For those of you not paying attention, a slew of new instabilities in the global routing system are occurring – again. These are presumably being tickled by another ugly AS4_PATH tunnel bug where someone [read: broken implementation] erroneously includes AS_CONFED_* segments in an AS4_PATH attribute – a transitive optional BGP attribute that’s essentially ‘tunneled’ between non-4-octet-AS-number speaking autonomous systems.
The problem is that when it’s unencapsulated at the receiving end, by a BGP router that could be several networks away, those AS_CONFED_* attributes aren’t supposed to be there, and can result in either a reset of the local session with the adjacent external BGP speaker from which the update was received, or may be propagated to an internal BGP peer, which will likely drop the session with the transmitting speaker — neither of which stop the problem at the source. The prefix that appears to be causing all the fuss appears to be 18.104.22.168/23, a copy of the suspect update [courtesy of ras] available here. Ras’s email provides some insight into what he’s seeing at the moment, it’s available in the juniper-nsp archive, linked below, and currently unavailable.
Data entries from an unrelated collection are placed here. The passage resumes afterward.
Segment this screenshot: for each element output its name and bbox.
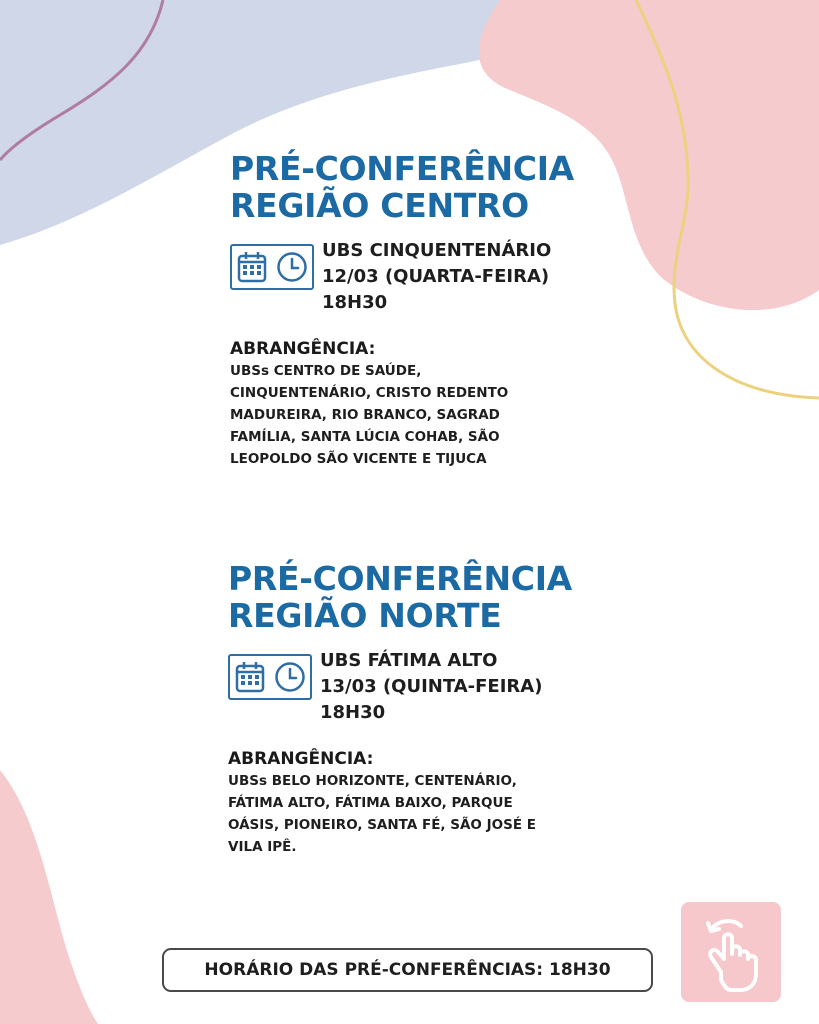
event-time: 18H30 — [320, 702, 386, 723]
clock-icon — [276, 251, 308, 283]
event-date: 13/03 (QUINTA-FEIRA) — [320, 676, 543, 697]
calendar-icon — [235, 661, 265, 693]
calendar-icon — [237, 251, 267, 283]
event-details — [322, 238, 551, 316]
scope-line: UBSs BELO HORIZONTE, CENTENÁRIO, — [228, 773, 517, 789]
section-regiao-centro — [230, 150, 574, 470]
section-title-line1: PRÉ-CONFERÊNCIA — [230, 149, 574, 188]
scope-block — [230, 338, 574, 470]
swipe-hand-icon — [681, 902, 781, 1002]
scope-line: FÁTIMA ALTO, FÁTIMA BAIXO, PARQUE — [228, 795, 513, 811]
scope-line: OÁSIS, PIONEIRO, SANTA FÉ, SÃO JOSÉ E — [228, 817, 536, 833]
section-title-line1: PRÉ-CONFERÊNCIA — [228, 559, 572, 598]
scope-line: CINQUENTENÁRIO, CRISTO REDENTO — [230, 385, 509, 401]
event-location: UBS FÁTIMA ALTO — [320, 650, 498, 671]
scope-line: UBSs CENTRO DE SAÚDE, — [230, 363, 422, 379]
clock-icon — [274, 661, 306, 693]
event-location: UBS CINQUENTENÁRIO — [322, 240, 552, 261]
date-time-icons — [230, 244, 314, 290]
section-regiao-norte — [228, 560, 572, 858]
swipe-hint[interactable] — [681, 902, 781, 1002]
event-info — [228, 648, 572, 726]
scope-line: MADUREIRA, RIO BRANCO, SAGRAD — [230, 407, 500, 423]
scope-line: FAMÍLIA, SANTA LÚCIA COHAB, SÃO — [230, 429, 500, 445]
scope-line: VILA IPÊ. — [228, 839, 297, 855]
scope-block — [228, 748, 572, 858]
pink-blob-bottom — [0, 770, 98, 1024]
event-details — [320, 648, 542, 726]
schedule-footer-text: HORÁRIO DAS PRÉ-CONFERÊNCIAS: 18H30 — [204, 960, 611, 980]
schedule-footer — [162, 948, 653, 992]
scope-line: LEOPOLDO SÃO VICENTE E TIJUCA — [230, 451, 487, 467]
event-date: 12/03 (QUARTA-FEIRA) — [322, 266, 550, 287]
section-title-line2: REGIÃO NORTE — [228, 596, 502, 635]
event-time: 18H30 — [322, 292, 388, 313]
scope-heading: ABRANGÊNCIA: — [230, 339, 376, 359]
date-time-icons — [228, 654, 312, 700]
event-info — [230, 238, 574, 316]
scope-heading: ABRANGÊNCIA: — [228, 749, 374, 769]
section-title-line2: REGIÃO CENTRO — [230, 186, 529, 225]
The relevant protocol specifications error handling procedures were rather vague in this area until recently. There have been a couple drafts submitted to the IETF Inter-Domain Routing (IDR) WG that attempt to address the specific case outlined above, as well as more generically that of optional transitive attributes and error handling. One of the drafts is an update to the original BGP Support for Four-octet AS Number Space specification, RFC 4893, with more explicit guidance and an expanded error handling procedures section. Another draft, Error Handling for Optional Transitive BGP Attributes, attempts to be more prescriptive in general, and addresses a few specific issues in existing specifications as well.
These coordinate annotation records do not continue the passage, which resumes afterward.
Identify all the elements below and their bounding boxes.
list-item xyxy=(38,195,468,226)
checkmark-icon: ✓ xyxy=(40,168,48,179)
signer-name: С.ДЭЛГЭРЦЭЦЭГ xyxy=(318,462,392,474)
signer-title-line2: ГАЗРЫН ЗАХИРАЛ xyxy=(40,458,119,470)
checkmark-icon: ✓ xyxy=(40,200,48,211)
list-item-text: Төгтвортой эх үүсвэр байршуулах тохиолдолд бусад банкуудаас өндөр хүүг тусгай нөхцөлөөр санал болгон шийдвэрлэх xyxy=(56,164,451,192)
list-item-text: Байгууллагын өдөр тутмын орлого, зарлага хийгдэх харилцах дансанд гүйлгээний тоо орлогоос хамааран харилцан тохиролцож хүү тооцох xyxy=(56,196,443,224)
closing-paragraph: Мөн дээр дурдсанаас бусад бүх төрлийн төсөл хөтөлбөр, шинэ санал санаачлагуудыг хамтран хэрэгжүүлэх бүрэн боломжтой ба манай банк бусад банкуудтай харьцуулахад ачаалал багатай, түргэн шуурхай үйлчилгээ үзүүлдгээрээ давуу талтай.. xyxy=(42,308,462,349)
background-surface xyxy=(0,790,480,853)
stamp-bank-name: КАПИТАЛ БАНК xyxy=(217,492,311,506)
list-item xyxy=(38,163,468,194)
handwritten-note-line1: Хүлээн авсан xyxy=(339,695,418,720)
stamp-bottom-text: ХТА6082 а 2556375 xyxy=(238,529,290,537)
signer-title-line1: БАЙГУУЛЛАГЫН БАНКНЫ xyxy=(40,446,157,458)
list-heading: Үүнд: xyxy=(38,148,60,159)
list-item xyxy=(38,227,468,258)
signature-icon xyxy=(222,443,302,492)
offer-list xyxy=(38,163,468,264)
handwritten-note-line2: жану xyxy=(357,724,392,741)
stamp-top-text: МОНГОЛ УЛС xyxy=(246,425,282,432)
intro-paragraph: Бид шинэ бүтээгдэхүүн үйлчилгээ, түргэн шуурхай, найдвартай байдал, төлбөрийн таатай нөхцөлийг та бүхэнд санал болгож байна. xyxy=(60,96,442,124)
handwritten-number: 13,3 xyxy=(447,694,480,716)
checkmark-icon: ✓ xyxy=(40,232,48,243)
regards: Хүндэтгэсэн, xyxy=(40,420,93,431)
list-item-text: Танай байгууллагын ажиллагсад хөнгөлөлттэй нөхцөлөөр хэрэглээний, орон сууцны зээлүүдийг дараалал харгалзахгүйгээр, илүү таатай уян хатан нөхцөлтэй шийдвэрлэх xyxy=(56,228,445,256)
Some more information on the original problem from Rob Shakir and others on the IDR mailing list can be found here and in nested references. I first heard about this specific incident through an email from Richard A Steenbergen ‘ras‘ on the Juniper NSP mailing list, about one hour after the incident began. Coincidentally, the web interface for the Juniper NSP mailing list seems to be having some reachability problems at the moment that may actually be related to this specific issue. Some earlier text on the previous incident, as well as a related problem, are available in an earlier post on our blog here.
It is worth noting that the amount of instability resulting from this seems to be significant, but not catastrophic at this point – although that’s likely something that is very topologically depedent, and may very well not be the case for a few less fortunate folk. Finally, this incident is still evolving, it’s being going on for about 4 hours now. Let’s hope it’s squelched soon, and if any noteworthy updates emerge, I’ll be sure to provide updates here accordingly.